Number of light curves with the minimum sum of squared errors at each aperture size.

Open with DEXTER

For each variable star, we selected the time series based on a particular strategy for selecting aperture and followed the full procedure of extracting the features and training the classifiers. We evaluated the performance of the seven strategies using the Ada.M1 classifier, which we previously determined to be among the top performers. Results are shown in Table 4. We used cross-validation on variable stars from the B295 field to estimate the performance of the Ada.M1 classifier under different strategies. Table 4 shows that the strategies KDC and fixAper(2) are the best performers. Given that most sources have the minimum sum of squared errors for aperture i = 2, it is natural that KDC is equivalent in terms of performance to fixAper(i), but for source magnitude distributions where this is not the case, we would expect KDC to be better. We note that KDC outperforms minError, a strategy often used to choose an aperture.

Table 4

F1 Measure by aperture choice strategy for Ada.M1.

3.7. Feature selection

In Sect. 3.5 we used all 68 features to assess the best classifier. It is clear that not all features have the same effect on the classification, and we can measure how important each one of them is for the classification. In Fig. 4 we show the features ordered by importance, with the most important at the top. The relative importance of the predictor variables was computed using the gain of the Gini index given by a variable in a tree and the weight of the tree. As expected, by far the most important feature is the fundamental frequency (f1). As stated in the Introduction, RRab have periods in a very well-defined range, and it is therefore natural that these characteristics are the most prominent in deciding whether a curve belongs to the RRab class. It also underscores how important it is to estimate the period correctly, and there have been many efforts in assessing the best tools for period finding in astronomical time series (e.g., Graham et al. 2013). Therefore, obtaining accurate and reliable periods is crucial for our classification scheme: if the period is inaccurate, the classification is bound to be imprecise. The next features in importance are all based on the harmonic fit to the data, and the first unrelated to this is p2p_scatter_2praw.

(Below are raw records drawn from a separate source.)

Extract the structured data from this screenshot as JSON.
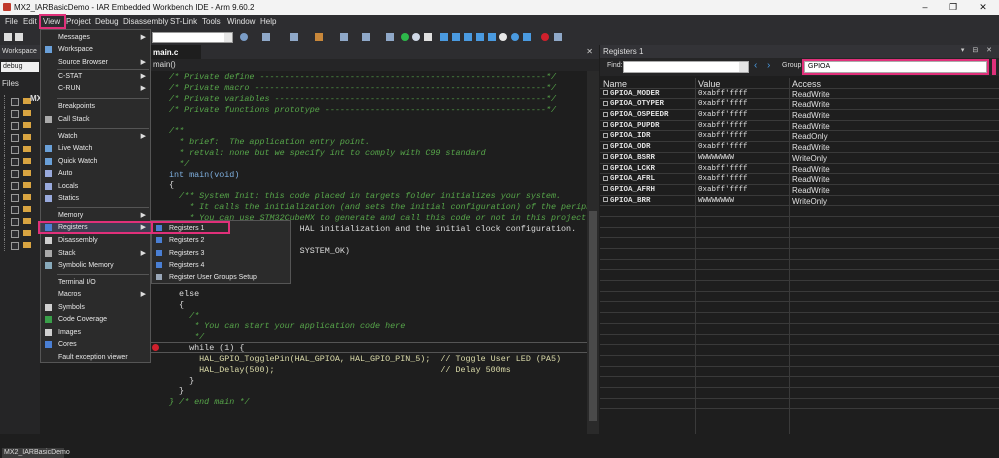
{
  "window": {
    "title": "MX2_IARBasicDemo - IAR Embedded Workbench IDE - Arm 9.60.2",
    "min": "–",
    "max": "❐",
    "close": "✕"
  },
  "menubar": [
    "File",
    "Edit",
    "View",
    "Project",
    "Debug",
    "Disassembly",
    "ST-Link",
    "Tools",
    "Window",
    "Help"
  ],
  "workspace": {
    "header": "Workspace",
    "config": "debug",
    "files_label": "Files",
    "project": "MX2",
    "footer_tab": "MX2_IARBasicDemo"
  },
  "view_menu": {
    "items": [
      {
        "label": "Messages",
        "arrow": "▶"
      },
      {
        "label": "Workspace",
        "arrow": ""
      },
      {
        "label": "Source Browser",
        "arrow": "▶"
      },
      {
        "label": "C-STAT",
        "arrow": "▶"
      },
      {
        "label": "C-RUN",
        "arrow": "▶"
      },
      {
        "label": "Breakpoints",
        "arrow": ""
      },
      {
        "label": "Call Stack",
        "arrow": ""
      },
      {
        "label": "Watch",
        "arrow": "▶"
      },
      {
        "label": "Live Watch",
        "arrow": ""
      },
      {
        "label": "Quick Watch",
        "arrow": ""
      },
      {
        "label": "Auto",
        "arrow": ""
      },
      {
        "label": "Locals",
        "arrow": ""
      },
      {
        "label": "Statics",
        "arrow": ""
      },
      {
        "label": "Memory",
        "arrow": "▶"
      },
      {
        "label": "Registers",
        "arrow": "▶"
      },
      {
        "label": "Disassembly",
        "arrow": ""
      },
      {
        "label": "Stack",
        "arrow": "▶"
      },
      {
        "label": "Symbolic Memory",
        "arrow": ""
      },
      {
        "label": "Terminal I/O",
        "arrow": ""
      },
      {
        "label": "Macros",
        "arrow": "▶"
      },
      {
        "label": "Symbols",
        "arrow": ""
      },
      {
        "label": "Code Coverage",
        "arrow": ""
      },
      {
        "label": "Images",
        "arrow": ""
      },
      {
        "label": "Cores",
        "arrow": ""
      },
      {
        "label": "Fault exception viewer",
        "arrow": ""
      }
    ]
  },
  "registers_submenu": [
    "Registers 1",
    "Registers 2",
    "Registers 3",
    "Registers 4",
    "Register User Groups Setup"
  ],
  "editor": {
    "tab": "main.c",
    "close": "✕",
    "function": "main()",
    "lines": [
      "/* Private define ---------------------------------------------------------*/",
      "/* Private macro ----------------------------------------------------------*/",
      "/* Private variables ------------------------------------------------------*/",
      "/* Private functions prototype --------------------------------------------*/",
      "",
      "/**",
      "  * brief:  The application entry point.",
      "  * retval: none but we specify int to comply with C99 standard",
      "  */",
      "int main(void)",
      "{",
      "  /** System Init: this code placed in targets folder initializes your system.",
      "    * It calls the initialization (and sets the initial configuration) of the peripherals.",
      "    * You can use STM32CubeMX to generate and call this code or not in this project.",
      "                          HAL initialization and the initial clock configuration.",
      "",
      "                          SYSTEM_OK)",
      "",
      "",
      "",
      "  else",
      "  {",
      "    /*",
      "     * You can start your application code here",
      "     */",
      "    while (1) {",
      "      HAL_GPIO_TogglePin(HAL_GPIOA, HAL_GPIO_PIN_5);  // Toggle User LED (PA5)",
      "      HAL_Delay(500);                                 // Delay 500ms",
      "    }",
      "  }",
      "} /* end main */"
    ]
  },
  "registers_panel": {
    "title": "Registers 1",
    "find_label": "Find:",
    "group_label": "Group:",
    "group_value": "GPIOA",
    "columns": [
      "Name",
      "Value",
      "Access"
    ],
    "rows": [
      {
        "name": "GPIOA_MODER",
        "value": "0xabff'ffff",
        "access": "ReadWrite"
      },
      {
        "name": "GPIOA_OTYPER",
        "value": "0xabff'ffff",
        "access": "ReadWrite"
      },
      {
        "name": "GPIOA_OSPEEDR",
        "value": "0xabff'ffff",
        "access": "ReadWrite"
      },
      {
        "name": "GPIOA_PUPDR",
        "value": "0xabff'ffff",
        "access": "ReadWrite"
      },
      {
        "name": "GPIOA_IDR",
        "value": "0xabff'ffff",
        "access": "ReadOnly"
      },
      {
        "name": "GPIOA_ODR",
        "value": "0xabff'ffff",
        "access": "ReadWrite"
      },
      {
        "name": "GPIOA_BSRR",
        "value": "WWWWWWWW",
        "access": "WriteOnly"
      },
      {
        "name": "GPIOA_LCKR",
        "value": "0xabff'ffff",
        "access": "ReadWrite"
      },
      {
        "name": "GPIOA_AFRL",
        "value": "0xabff'ffff",
        "access": "ReadWrite"
      },
      {
        "name": "GPIOA_AFRH",
        "value": "0xabff'ffff",
        "access": "ReadWrite"
      },
      {
        "name": "GPIOA_BRR",
        "value": "WWWWWWWW",
        "access": "WriteOnly"
      }
    ]
  },
  "colors": {
    "highlight": "#e0307a",
    "accent": "#4a9ae0",
    "breakpoint": "#d0202c"
  }
}
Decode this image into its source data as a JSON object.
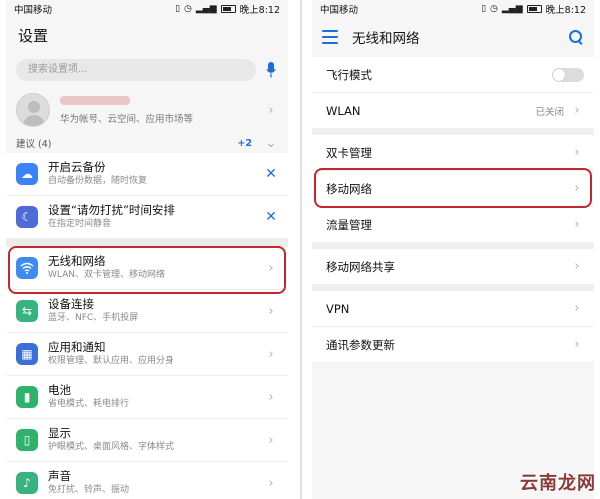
{
  "left": {
    "status": {
      "carrier": "中国移动",
      "time": "晚上8:12"
    },
    "title": "设置",
    "search_placeholder": "搜索设置项...",
    "account": {
      "subtitle": "华为帐号、云空间、应用市场等"
    },
    "suggestions": {
      "label": "建议 (4)",
      "count": "+2"
    },
    "suggestion_items": [
      {
        "title": "开启云备份",
        "subtitle": "自动备份数据，随时恢复",
        "icon": "cloud-backup-icon",
        "color": "#3b82f6"
      },
      {
        "title": "设置“请勿打扰”时间安排",
        "subtitle": "在指定时间静音",
        "icon": "moon-icon",
        "color": "#4f6bd8"
      }
    ],
    "items": [
      {
        "title": "无线和网络",
        "subtitle": "WLAN、双卡管理、移动网络",
        "icon": "wifi-icon",
        "color": "#3f8cf0",
        "glyph": "≋"
      },
      {
        "title": "设备连接",
        "subtitle": "蓝牙、NFC、手机投屏",
        "icon": "device-connection-icon",
        "color": "#36b37e",
        "glyph": "⇆"
      },
      {
        "title": "应用和通知",
        "subtitle": "权限管理、默认应用、应用分身",
        "icon": "apps-icon",
        "color": "#3b6fd8",
        "glyph": "▦"
      },
      {
        "title": "电池",
        "subtitle": "省电模式、耗电排行",
        "icon": "battery-icon",
        "color": "#2fb36a",
        "glyph": "▮"
      },
      {
        "title": "显示",
        "subtitle": "护眼模式、桌面风格、字体样式",
        "icon": "display-icon",
        "color": "#2fb36a",
        "glyph": "▯"
      },
      {
        "title": "声音",
        "subtitle": "免打扰、铃声、振动",
        "icon": "sound-icon",
        "color": "#36b37e",
        "glyph": "♪"
      }
    ]
  },
  "right": {
    "status": {
      "carrier": "中国移动",
      "time": "晚上8:12"
    },
    "title": "无线和网络",
    "groups": [
      [
        {
          "label": "飞行模式",
          "control": "toggle"
        },
        {
          "label": "WLAN",
          "value": "已关闭",
          "control": "chevron"
        }
      ],
      [
        {
          "label": "双卡管理",
          "control": "chevron"
        },
        {
          "label": "移动网络",
          "control": "chevron"
        },
        {
          "label": "流量管理",
          "control": "chevron"
        }
      ],
      [
        {
          "label": "移动网络共享",
          "control": "chevron"
        }
      ],
      [
        {
          "label": "VPN",
          "control": "chevron"
        },
        {
          "label": "通讯参数更新",
          "control": "chevron"
        }
      ]
    ]
  },
  "watermark": "云南龙网",
  "colors": {
    "accent": "#1a6fdb",
    "highlight": "#c3282f"
  }
}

Based in Fig. 4, we determined that using 12 features suffices to obtain the final best performance. While in principle we could have kept all 68 features, doing so introduces a larger scope for noise being introduced by features that are not very informative and that particularly for faint sources can be noisy. The choice of 12 features was made on the basis that by the twelfth feature, A12, the F1 measure (x-axis in the figure) has reached maximum, and adding the next feature even slightly decreases the performance. This means that we have reached at the twelfth feature the best performance over the level around which additional features do not add significant information.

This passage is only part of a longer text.